Escribí unos cuantos párrafos del capítulo en que me encontraba, pero pronto me di cuenta de que era tarde y desconocía el tiempo en que se suspendía el servicio de transporte. Entregué dos libros que tenía en préstamo, pero el bibliotecario me indicó que tenía registro de que habían sido tres los que había pedido. Seguro un mal entendido pero ¿y si me sancionan?
Partí otra vez, aunque en esta ocasión no tuve que esperar. Ocupé el último lugar restante en la combi y tomé asiento junto a un señor mayor. Él comenzó a hablarme de cosas irrelevantes, que no entendía por su acento y porque estaban desconectadas de mi interés. Yo no quería conversar, así que contesté con monosílabos hasta que calló. Sin embargo, todo el camino sufrí por estar en una mala postura en el asiento.

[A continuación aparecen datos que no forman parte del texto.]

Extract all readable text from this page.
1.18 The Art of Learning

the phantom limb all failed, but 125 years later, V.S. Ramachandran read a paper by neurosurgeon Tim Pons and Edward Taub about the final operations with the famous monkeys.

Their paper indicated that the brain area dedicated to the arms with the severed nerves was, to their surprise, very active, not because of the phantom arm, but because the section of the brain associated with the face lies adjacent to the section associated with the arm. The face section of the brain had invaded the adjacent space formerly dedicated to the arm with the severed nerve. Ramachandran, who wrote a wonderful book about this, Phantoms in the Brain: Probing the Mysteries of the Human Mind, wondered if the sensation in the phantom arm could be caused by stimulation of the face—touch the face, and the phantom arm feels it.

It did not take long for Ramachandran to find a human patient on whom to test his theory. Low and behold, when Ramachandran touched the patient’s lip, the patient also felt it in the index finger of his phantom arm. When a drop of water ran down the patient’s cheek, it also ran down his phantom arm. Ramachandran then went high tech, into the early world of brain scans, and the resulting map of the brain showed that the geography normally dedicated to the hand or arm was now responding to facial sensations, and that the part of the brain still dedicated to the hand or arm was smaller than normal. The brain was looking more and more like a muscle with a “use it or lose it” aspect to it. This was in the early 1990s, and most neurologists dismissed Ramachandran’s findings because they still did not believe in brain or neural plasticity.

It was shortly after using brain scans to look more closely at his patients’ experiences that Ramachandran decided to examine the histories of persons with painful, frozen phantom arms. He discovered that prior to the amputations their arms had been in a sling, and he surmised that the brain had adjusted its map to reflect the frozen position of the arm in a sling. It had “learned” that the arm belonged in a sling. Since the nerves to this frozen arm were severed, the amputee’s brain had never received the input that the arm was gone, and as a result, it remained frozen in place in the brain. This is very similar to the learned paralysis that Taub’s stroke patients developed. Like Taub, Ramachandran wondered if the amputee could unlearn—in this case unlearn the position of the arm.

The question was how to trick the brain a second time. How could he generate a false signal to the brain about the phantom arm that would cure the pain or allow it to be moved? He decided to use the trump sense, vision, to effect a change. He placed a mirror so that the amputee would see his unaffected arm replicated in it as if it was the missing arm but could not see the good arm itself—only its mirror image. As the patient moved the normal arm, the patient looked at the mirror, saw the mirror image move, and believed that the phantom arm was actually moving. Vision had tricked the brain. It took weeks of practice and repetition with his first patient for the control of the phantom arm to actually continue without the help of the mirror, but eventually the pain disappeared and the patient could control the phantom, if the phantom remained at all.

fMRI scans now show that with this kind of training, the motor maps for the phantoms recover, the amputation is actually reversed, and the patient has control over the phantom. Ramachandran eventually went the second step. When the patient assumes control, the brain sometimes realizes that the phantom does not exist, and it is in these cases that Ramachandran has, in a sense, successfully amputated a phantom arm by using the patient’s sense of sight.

Cuando llegué ya era de noche. Extrañé a mi familia, extrañé a mi antiguo compañero de casa y, por supuesto, como siempre añoré el pasado. Me pregunté cómo llevaría mi vida en los próximos años y el miedo, casi como un mal crónico, me invadió de nuevo.
Traté de buscar refugio y compañía en la red, pero la conexión inalámbrica de la casa en que me encontraba no funcionaba. Cociné y escribí, apelando a que mañana el mal humor no existirá y la vida será un carnaval.